Deze programmatuur, LION Application Control Center (LACC) geheten, maakt het gebruik van een cluster of een fouttolerante server overbodig, vertelt Van Rikxoort. “Alle fail-over, maar bijvoorbeeld ook het verdelen van de belasting, gebeurt geheel binnen LION. Uiteraard hebben we wel minimaal twee Intel-servers nodig, zodat de LION-software eventuele storingen in de hardware of in de Windows-omgeving kan opvangen. De taken worden dan naar een andere server gerouteerd.”
In kaart brengen
Bij een migratie brengt Asysco de gehele mainframe-omgeving in kaart. Daarbij wordt niet alleen gekeken naar de feitelijke applicaties en de in gebruik zijnde databases – bij Unisys is dat veelal DMS, DMSII of RDBMS. De Nederlandse leverancier kijkt ook naar de toegepaste operationele programma’s (bijvoorbeeld DEPCON, SMA of Supervisor), query tools (denk aan ERGO of EZSPEC) en andere software.
“In tachtig procent van de gevallen migreren we in Cobol geschreven applicaties. Die kunnen wij grotendeels geautomatiseerd overzetten naar LION. Met name interfaces naar externe programmatuur vereisen vaak echter wat extra aandacht. Met een Delphi-compiler wordt de legacy-code op deze manier omgezet naar een reeks in Pascal geschreven object-georiënteerde bestanden.”
De vraag naar deze vorm van ‘legacy modernization’ is momenteel groot, stelt Van Rikxoort. “Zowel in traditionele mainframe-markten als West-Europa, het Midden-Oosten (met name banken) en de Verenigde Staten bestaat belangstelling voor deze vorm van migreren. Maar ook in bijvoorbeeld voormalige Oostblok-landen groeit de interesse snel.”
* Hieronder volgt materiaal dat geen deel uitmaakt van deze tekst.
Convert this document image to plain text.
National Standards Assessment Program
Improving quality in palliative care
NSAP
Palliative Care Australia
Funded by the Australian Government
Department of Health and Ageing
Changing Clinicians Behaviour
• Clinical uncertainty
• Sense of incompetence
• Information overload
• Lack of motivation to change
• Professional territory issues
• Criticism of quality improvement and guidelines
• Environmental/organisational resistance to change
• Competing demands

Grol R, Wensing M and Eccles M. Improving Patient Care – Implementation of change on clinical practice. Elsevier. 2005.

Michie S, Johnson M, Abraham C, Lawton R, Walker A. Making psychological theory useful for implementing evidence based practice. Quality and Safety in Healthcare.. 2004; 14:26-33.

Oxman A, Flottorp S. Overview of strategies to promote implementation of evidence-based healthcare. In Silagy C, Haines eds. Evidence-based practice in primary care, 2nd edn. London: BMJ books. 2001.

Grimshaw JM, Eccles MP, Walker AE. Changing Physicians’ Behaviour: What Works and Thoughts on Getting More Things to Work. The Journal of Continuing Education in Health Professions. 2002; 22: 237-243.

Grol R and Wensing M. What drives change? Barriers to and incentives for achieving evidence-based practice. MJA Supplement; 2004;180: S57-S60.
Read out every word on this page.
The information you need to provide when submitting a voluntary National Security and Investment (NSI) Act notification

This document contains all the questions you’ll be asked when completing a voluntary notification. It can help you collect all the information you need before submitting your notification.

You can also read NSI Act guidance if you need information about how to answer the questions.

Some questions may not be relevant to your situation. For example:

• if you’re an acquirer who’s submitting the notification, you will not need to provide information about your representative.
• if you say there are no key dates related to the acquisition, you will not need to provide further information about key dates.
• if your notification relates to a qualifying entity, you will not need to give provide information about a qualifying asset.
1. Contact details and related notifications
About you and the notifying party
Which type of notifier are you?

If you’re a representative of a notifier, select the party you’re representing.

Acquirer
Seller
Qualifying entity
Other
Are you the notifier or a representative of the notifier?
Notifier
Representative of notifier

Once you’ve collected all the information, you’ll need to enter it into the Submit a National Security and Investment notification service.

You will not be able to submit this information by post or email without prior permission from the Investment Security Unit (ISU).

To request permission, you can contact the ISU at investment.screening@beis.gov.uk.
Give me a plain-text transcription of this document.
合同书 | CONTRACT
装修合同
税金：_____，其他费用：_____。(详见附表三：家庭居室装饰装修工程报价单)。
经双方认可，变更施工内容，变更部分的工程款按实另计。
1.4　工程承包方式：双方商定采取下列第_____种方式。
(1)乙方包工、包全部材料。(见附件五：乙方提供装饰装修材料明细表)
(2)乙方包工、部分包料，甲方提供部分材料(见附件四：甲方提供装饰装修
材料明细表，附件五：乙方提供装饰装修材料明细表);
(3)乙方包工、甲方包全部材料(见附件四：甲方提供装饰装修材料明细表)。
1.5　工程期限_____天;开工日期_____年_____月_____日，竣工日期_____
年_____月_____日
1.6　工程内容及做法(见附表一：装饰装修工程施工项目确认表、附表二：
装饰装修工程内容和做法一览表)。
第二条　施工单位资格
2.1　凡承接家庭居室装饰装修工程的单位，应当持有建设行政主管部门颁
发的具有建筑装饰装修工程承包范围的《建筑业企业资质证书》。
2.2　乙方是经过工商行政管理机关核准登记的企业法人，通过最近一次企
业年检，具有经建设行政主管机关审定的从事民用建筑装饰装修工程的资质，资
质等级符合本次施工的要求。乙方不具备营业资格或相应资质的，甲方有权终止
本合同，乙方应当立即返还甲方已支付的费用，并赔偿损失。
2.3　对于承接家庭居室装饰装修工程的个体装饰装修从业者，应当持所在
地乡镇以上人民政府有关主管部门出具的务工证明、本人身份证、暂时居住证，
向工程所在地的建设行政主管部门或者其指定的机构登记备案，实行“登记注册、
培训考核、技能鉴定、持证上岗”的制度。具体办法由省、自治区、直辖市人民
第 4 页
Redenen om over te stappen
Waarom willen veel grote bedrijven nog steeds af van hun mainframes? “Daar hebben zij vaak heel uiteenlopende redenen voor”, vertelt Erik van Rikxoort, ceo van Asysco Software. “Ze verwachten allereerst een flinke kostenbesparing te kunnen realiseren. Natuurlijk worden mainframes goedkoper, maar de bedragen die je voor dit soort platformen moet uittrekken zijn toch nog altijd fors te noemen. Bovendien ga je in de regel een lease-contract aan voor vijf jaar en dat betekent dat je voor die periode met vaste en relatief hoge kosten zit. Dat komt de flexibiliteit van de organisatie natuurlijk niet ten goede.” Van Rikxoort zette dit uiteen op een bijeenkomst van de internationale LION User Group in Amsterdam.
Er zijn echter meer redenen waarom een overstap aantrekkelijk kan zijn. Bijvoorbeeld dat applicaties die eenmaal naar Windows zijn gemigreerd een grafische interface kunnen krijgen, waardoor eindgebruikers er makkelijker mee kunnen werken. Ook is het makkelijk om voldoende goed geschoolde Visual Basic-ontwikkelaars te vinden. Veel eenvoudiger dan het opsporen van Cobol-programmeurs of ict-professionals die met LINC uit de voeten kunnen.